Answer: Although the sign was incorrect, I’m not sure you should annoy the person who provides the enchiladas.


Question: My question is, is there any standard for the usage of emoticons? In particular, is there an accepted practice for the use of emoticons that include an opening or closing parenthesis as the final token within a set of parentheses? Should I (1) incorporate the emoticon into the closing of the parentheses (giving a dual purpose to the closing parenthesis, such as in this case. :-) (2) simply leave the emoticon up against the closing parenthesis, ignoring the bizarre visual effect of the doubled closing parenthesis (as I am doing here, producing a doubled-chin effect :-)) (3) put a space or two between the emoticon and the closing parenthesis (like this: :-) ) (4) or avoid the situation by using a different emoticon (Some emoticons are similar. :-D), placing the emoticon elsewhere, or doing without it (i.e., reword to avoid awkwardness)?

Answer: Until academic standards decline enough to accommodate the use of emoticons, I’m afraid CMOS is unlikely to treat their styling, since the manual is aimed primarily at scholarly publications. And the problems you’ve posed in this note give us added incentive to keep our distance. (But I kind of like that double-chin effect.)


Question: Is there an acceptable way to form the possessive of words such as Macy’s and Sotheby’s? Sometimes rewording to avoid the possessive results in less felicitous writing.

Answer: Less felicitous than “Sotheby’s’s”? I don’t think so.


Question: A friend and I were looking at a poster that read “guys apartment.” I believe it should read “guys’ apartment.” She claims that it should read “guys’s apartment” and that the CMOS specifically gives the example of “guys’s” to make “guys” possessive. I looked through every section on possessives and did not find the word “guys’s” or any rule that would make this correct. Some people say “you guys’s apartment”—did I overlook the word “guys’s” as used in the attributive position? (I don’t think I did.)

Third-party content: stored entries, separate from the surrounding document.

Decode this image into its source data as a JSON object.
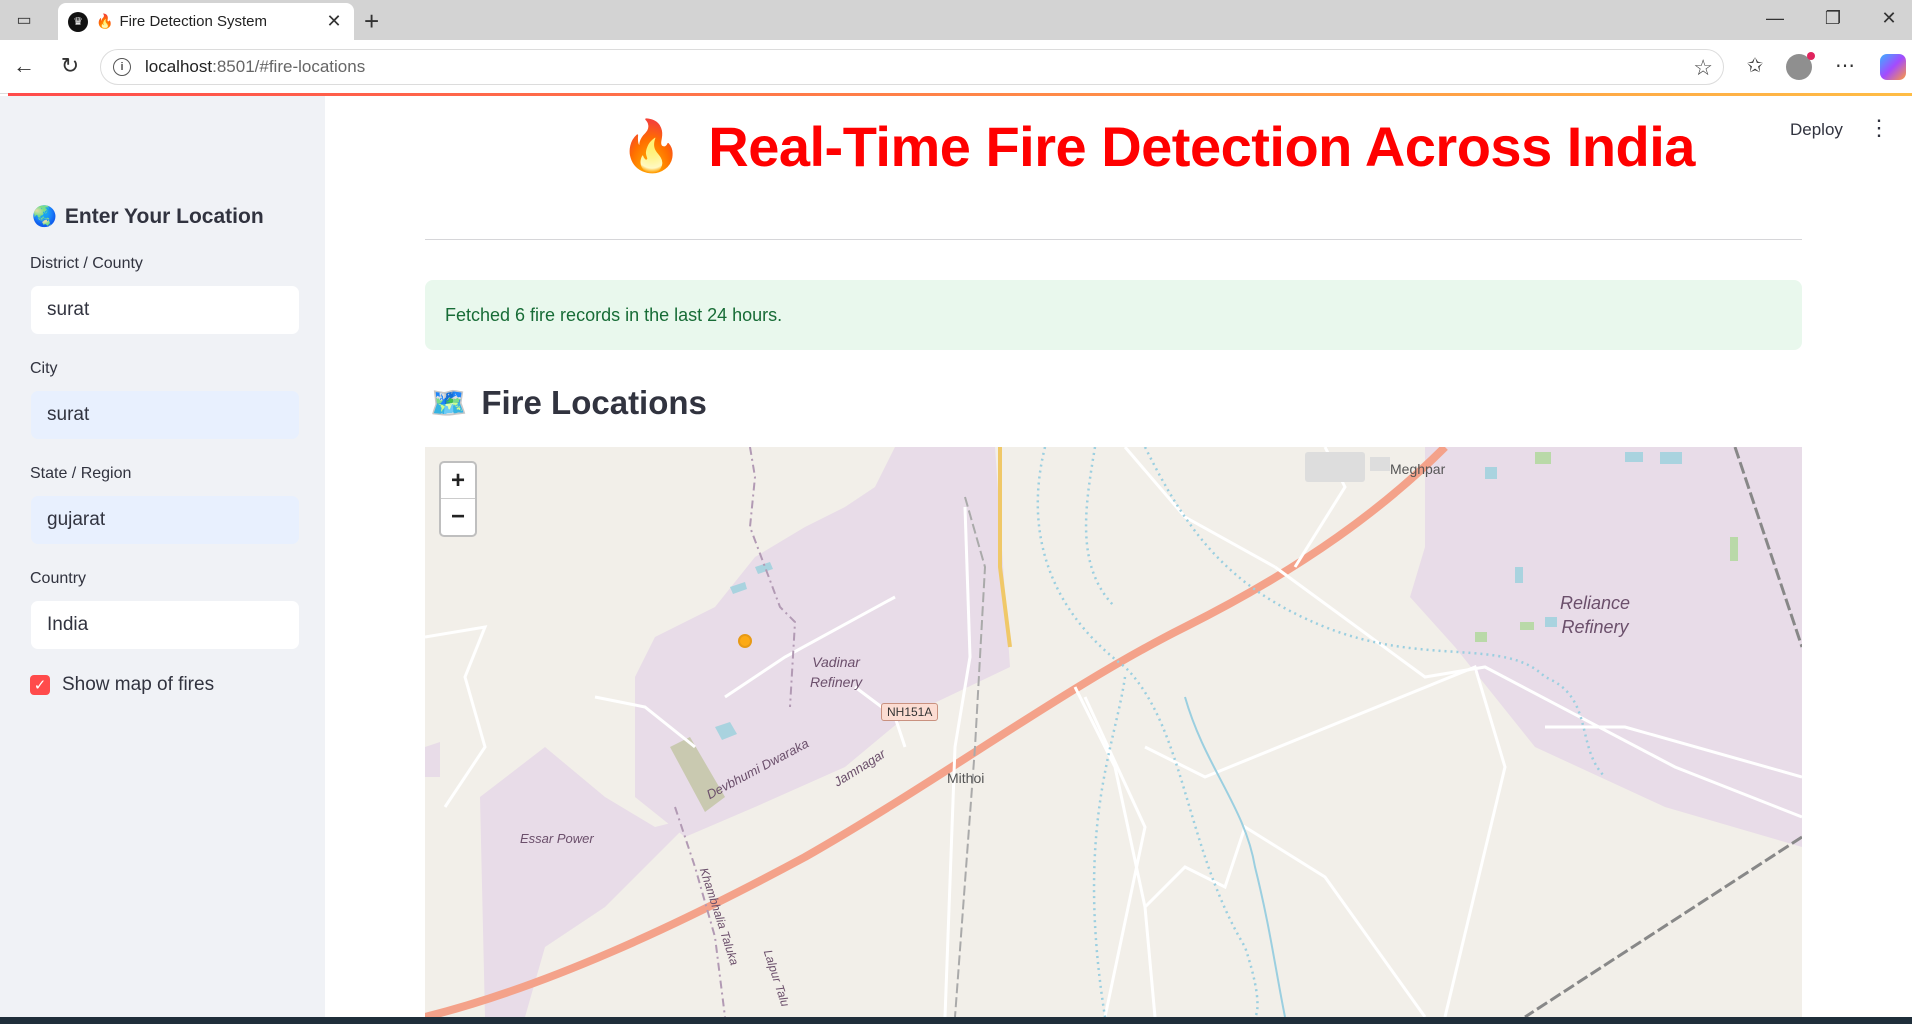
{
  "browser": {
    "tab_title": "Fire Detection System",
    "url_host": "localhost",
    "url_path": ":8501/#fire-locations"
  },
  "app": {
    "deploy_label": "Deploy",
    "title": "Real-Time Fire Detection Across India",
    "title_icon": "🔥",
    "success_message": "Fetched 6 fire records in the last 24 hours.",
    "map_section_title": "Fire Locations",
    "map_section_icon": "🗺️"
  },
  "sidebar": {
    "header": "Enter Your Location",
    "header_icon": "🌏",
    "fields": [
      {
        "label": "District / County",
        "value": "surat"
      },
      {
        "label": "City",
        "value": "surat"
      },
      {
        "label": "State / Region",
        "value": "gujarat"
      },
      {
        "label": "Country",
        "value": "India"
      }
    ],
    "show_map_label": "Show map of fires",
    "show_map_checked": true
  },
  "map": {
    "zoom_in": "+",
    "zoom_out": "−",
    "labels": {
      "meghpar": "Meghpar",
      "reliance_1": "Reliance",
      "reliance_2": "Refinery",
      "vadinar_1": "Vadinar",
      "vadinar_2": "Refinery",
      "nh": "NH151A",
      "mithoi": "Mithoi",
      "essar": "Essar Power",
      "devbhumi": "Devbhumi Dwaraka",
      "jamnagar": "Jamnagar",
      "khambhalia": "Khambhalia Taluka",
      "lalpur": "Lalpur Talu"
    },
    "fire_points": 1
  },
  "colors": {
    "accent": "#ff4b4b",
    "title": "#ff0000",
    "success_bg": "#e9f8ed",
    "success_text": "#176c36",
    "fire_marker": "#ffa500"
  }
}
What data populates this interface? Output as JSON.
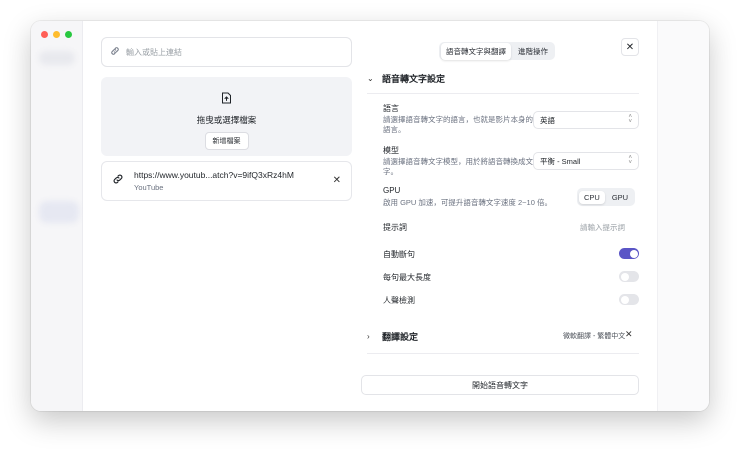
{
  "colors": {
    "accent": "#5a55c6",
    "traffic_red": "#ff5f57",
    "traffic_yellow": "#febc2e",
    "traffic_green": "#28c840"
  },
  "source": {
    "url_placeholder": "輸入或貼上連結",
    "dropzone_label": "拖曳或選擇檔案",
    "add_file_button": "新增檔案",
    "item": {
      "url": "https://www.youtub...atch?v=9ifQ3xRz4hM",
      "source": "YouTube"
    }
  },
  "tabs": [
    {
      "label": "語音轉文字與翻譯",
      "active": true
    },
    {
      "label": "進階操作",
      "active": false
    }
  ],
  "transcription": {
    "title": "語音轉文字設定",
    "language": {
      "label": "語言",
      "description": "請選擇語音轉文字的語言，也就是影片本身的語言。",
      "value": "英語"
    },
    "model": {
      "label": "模型",
      "description": "請選擇語音轉文字模型，用於將語音轉換成文字。",
      "value": "平衡 - Small"
    },
    "gpu": {
      "label": "GPU",
      "description": "啟用 GPU 加速，可提升語音轉文字速度 2~10 倍。",
      "options": [
        "CPU",
        "GPU"
      ],
      "selected": "CPU"
    },
    "prompt": {
      "label": "提示詞",
      "placeholder": "請輸入提示詞"
    },
    "auto_segment": {
      "label": "自動斷句",
      "enabled": true
    },
    "max_length": {
      "label": "每句最大長度",
      "enabled": false
    },
    "voice_detection": {
      "label": "人聲檢測",
      "enabled": false
    }
  },
  "translation": {
    "title": "翻譯設定",
    "summary": "微軟翻譯 - 繁體中文"
  },
  "start_button": "開始語音轉文字"
}
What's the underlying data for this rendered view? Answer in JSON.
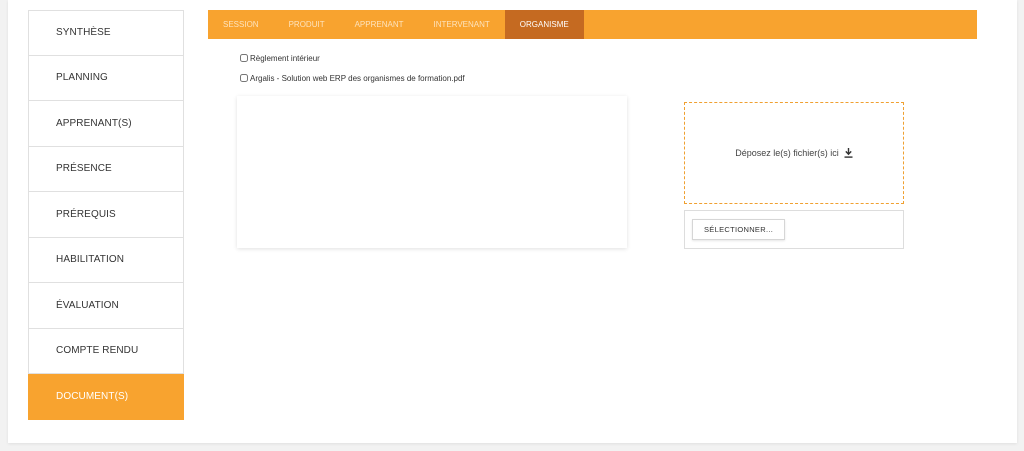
{
  "sidebar": {
    "items": [
      {
        "label": "SYNTHÈSE"
      },
      {
        "label": "PLANNING"
      },
      {
        "label": "APPRENANT(S)"
      },
      {
        "label": "PRÉSENCE"
      },
      {
        "label": "PRÉREQUIS"
      },
      {
        "label": "HABILITATION"
      },
      {
        "label": "ÉVALUATION"
      },
      {
        "label": "COMPTE RENDU"
      },
      {
        "label": "DOCUMENT(S)"
      }
    ],
    "active_index": 8
  },
  "tabs": [
    {
      "label": "SESSION"
    },
    {
      "label": "PRODUIT"
    },
    {
      "label": "APPRENANT"
    },
    {
      "label": "INTERVENANT"
    },
    {
      "label": "ORGANISME"
    }
  ],
  "active_tab_index": 4,
  "files": [
    {
      "label": "Règlement intérieur"
    },
    {
      "label": "Argalis - Solution web ERP des organismes de formation.pdf"
    }
  ],
  "dropzone": {
    "text": "Déposez le(s) fichier(s) ici",
    "icon": "download-icon"
  },
  "select_button": {
    "label": "SÉLECTIONNER..."
  },
  "colors": {
    "accent": "#f8a32f",
    "accent_dark": "#c56a21"
  }
}
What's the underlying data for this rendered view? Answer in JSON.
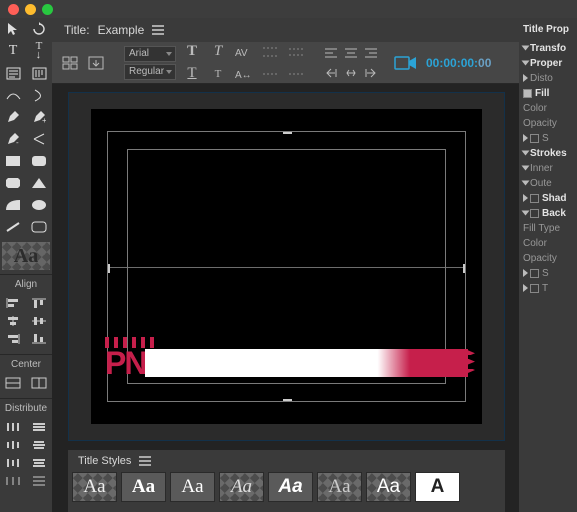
{
  "header": {
    "title_label": "Title:",
    "title_value": "Example"
  },
  "font": {
    "family": "Arial",
    "weight": "Regular"
  },
  "timecode": {
    "value_main": "00:00:00:",
    "value_frames": "00"
  },
  "type_sample": "Aa",
  "panels": {
    "align": "Align",
    "center": "Center",
    "distribute": "Distribute"
  },
  "lower_third": {
    "logo_text": "PN"
  },
  "styles_panel": {
    "title": "Title Styles"
  },
  "style_swatches": [
    {
      "label": "Aa",
      "fam": "serif",
      "style": "normal",
      "weight": "normal",
      "color": "#eee",
      "class": "sw-checker"
    },
    {
      "label": "Aa",
      "fam": "serif",
      "style": "normal",
      "weight": "bold",
      "color": "#fff",
      "class": ""
    },
    {
      "label": "Aa",
      "fam": "serif",
      "style": "normal",
      "weight": "normal",
      "color": "#fff",
      "class": ""
    },
    {
      "label": "Aa",
      "fam": "cursive",
      "style": "italic",
      "weight": "normal",
      "color": "#ddd",
      "class": "sw-checker"
    },
    {
      "label": "Aa",
      "fam": "sans",
      "style": "italic",
      "weight": "bold",
      "color": "#fff",
      "class": ""
    },
    {
      "label": "Aa",
      "fam": "serif",
      "style": "normal",
      "weight": "normal",
      "color": "#ccc",
      "class": "sw-checker"
    },
    {
      "label": "Aa",
      "fam": "sans",
      "style": "normal",
      "weight": "normal",
      "color": "#fff",
      "class": "sw-checker"
    },
    {
      "label": "A",
      "fam": "sans",
      "style": "normal",
      "weight": "900",
      "color": "#222",
      "class": "",
      "bg": "#fff"
    }
  ],
  "properties": {
    "panel_title": "Title Prop",
    "groups": {
      "transform": "Transfo",
      "properties": "Proper",
      "distort": "Disto",
      "fill": "Fill",
      "color": "Color",
      "opacity": "Opacity",
      "s1": "S",
      "strokes": "Strokes",
      "inner": "Inner",
      "outer": "Oute",
      "shadow": "Shad",
      "background": "Back",
      "fill_type": "Fill Type",
      "s2": "S",
      "t": "T"
    }
  }
}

Answer: “Guys’s” is acceptable in the way that “youse guys” is acceptable; that is, neither is yet recognized as standard prose, and if your friend can find it in CMOS, I’ll eat my hat. Plural nouns that end in s (like “guys”) don’t add another s to form the possessive, e.g., the students’ lounge. “Guys’ apartment” is the standard spelling. If you want to make “guys” attributive, you can get away without the apostrophe, but you might test the idea with a plural noun that doesn’t end in s to see whether the attributive actually works: I doubt you’d write “the women apartment,” so you shouldn’t write “the guys apartment” either. And shame on your friend. It must make you wonder what else she’s capable of.


Question: Oh, English-language gurus, is it ever proper to put a question mark and an exclamation mark at the end of a sentence in formal writing? This author is giving me a fit with some of her overkill emphases, and now there is this sentence that has both marks at the end. My everlasting gratitude for letting me know what I should tell this person.

Answer: In formal writing, we allow both marks only in the event that the author was being physically assaulted while writing. Otherwise, no.